The Nursing And Midwifery Council, which regulates the profession, strongly criticised senior nurse mentors who assess trainees on the wards for passing sub-standard students as fit to practice.

Patients may be put at risk because mentors are "failing to fail" students who, in some cases, have repeatedly had concerns raised about their ability to perform clinical tasks, the report said.

Nurse mentors are senior staff on wards who are supposed to assess students on their clinical performance during placements and report back to lecturers.

Overworked senior staff have resorted to a "point and sign" culture, where they will pass a student on various assessments without fully checking they can perform the task.

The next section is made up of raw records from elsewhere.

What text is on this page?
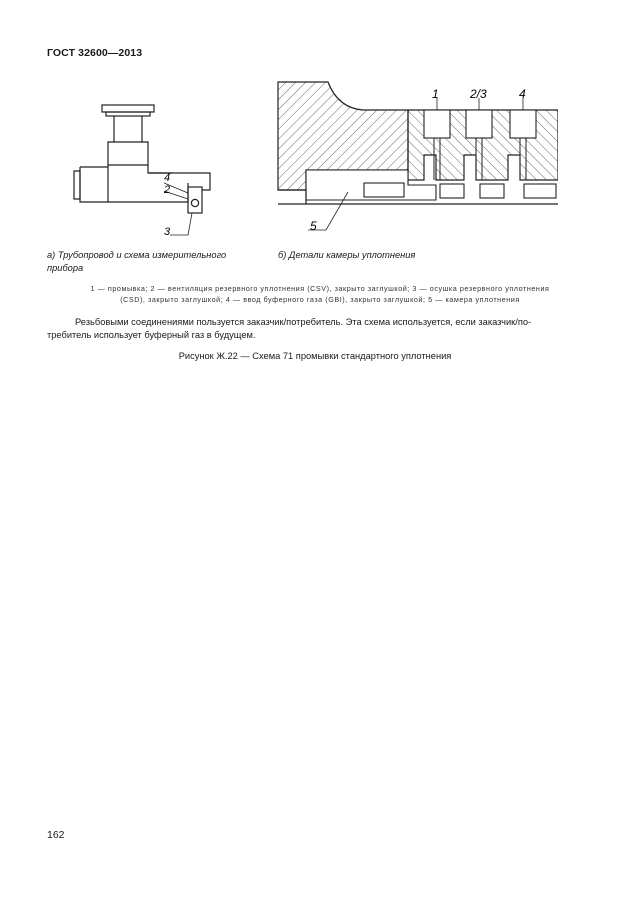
ГОСТ 32600—2013
4
2
3
1	2/3	4
5
а) Трубопровод и схема измерительного
прибора
б) Детали камеры уплотнения
1 — промывка; 2 — вентиляция резервного уплотнения (CSV), закрыто заглушкой; 3 — осушка резервного уплотнения
(CSD), закрыто заглушкой; 4 — ввод буферного газа (GBI), закрыто заглушкой; 5 — камера уплотнения
Резьбовыми соединениями пользуется заказчик/потребитель. Эта схема используется, если заказчик/по-
требитель использует буферный газ в будущем.
Рисунок Ж.22 — Схема 71 промывки стандартного уплотнения
162
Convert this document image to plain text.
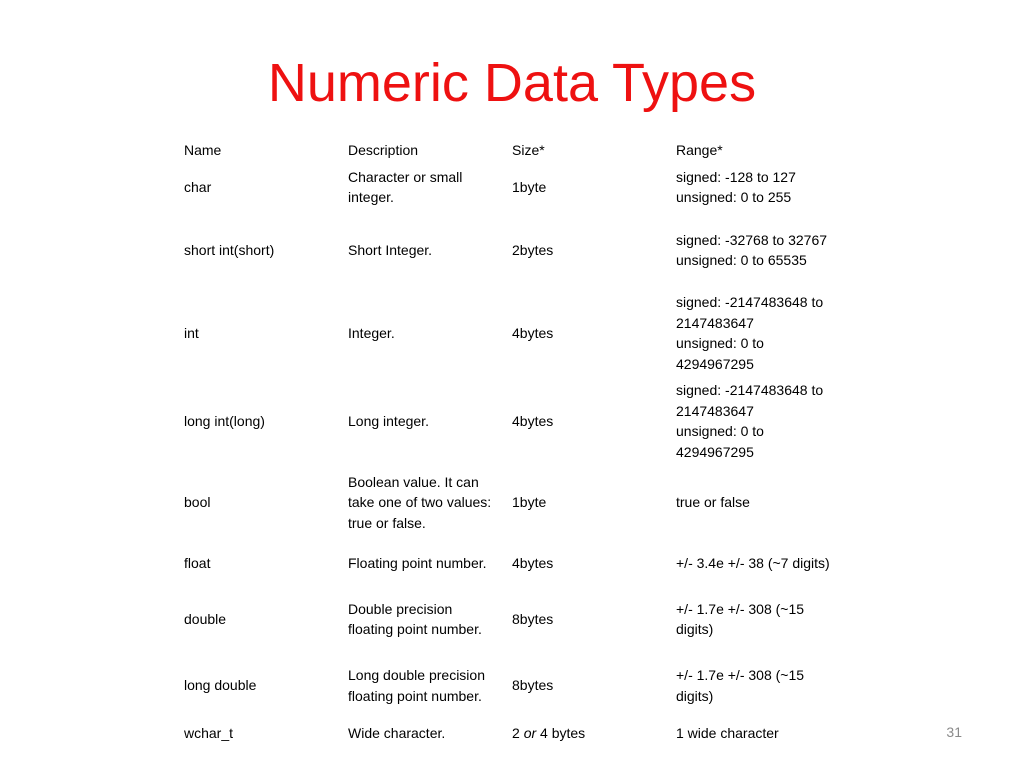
Numeric Data Types
Name	Description	Size*	Range*
char	Character or small integer.	1byte	signed: -128 to 127
unsigned: 0 to 255
short int(short)	Short Integer.	2bytes	signed: -32768 to 32767
unsigned: 0 to 65535
int	Integer.	4bytes	signed: -2147483648 to 2147483647
unsigned: 0 to 4294967295
long int(long)	Long integer.	4bytes	signed: -2147483648 to 2147483647
unsigned: 0 to 4294967295
bool	Boolean value. It can take one of two values: true or false.	1byte	true or false
float	Floating point number.	4bytes	+/- 3.4e +/- 38 (~7 digits)
double	Double precision floating point number.	8bytes	+/- 1.7e +/- 308 (~15 digits)
long double	Long double precision floating point number.	8bytes	+/- 1.7e +/- 308 (~15 digits)
wchar_t	Wide character.	2 or 4 bytes	1 wide character	31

Andy McGovern, a mentor at Newham General Hospital in east London, said he knew of cases where students who were clinically incompetent had been passed as fit to practice and allowed on to the wards as a fully-fledged nurse. "Sometimes mentors just cannot face failing students because they are scared of the reaction," he said.

The report found that some mentors were responsible for up to 14 students at a time.

Shirley Bach, chair of the RCN education forum, said: "It is vital that mentors must focus on providing good quality clinical assessments to protect patients. However, this is compromised by the high number of students needed to meet the NHS workforce targets which are placing greater pressure on mentors."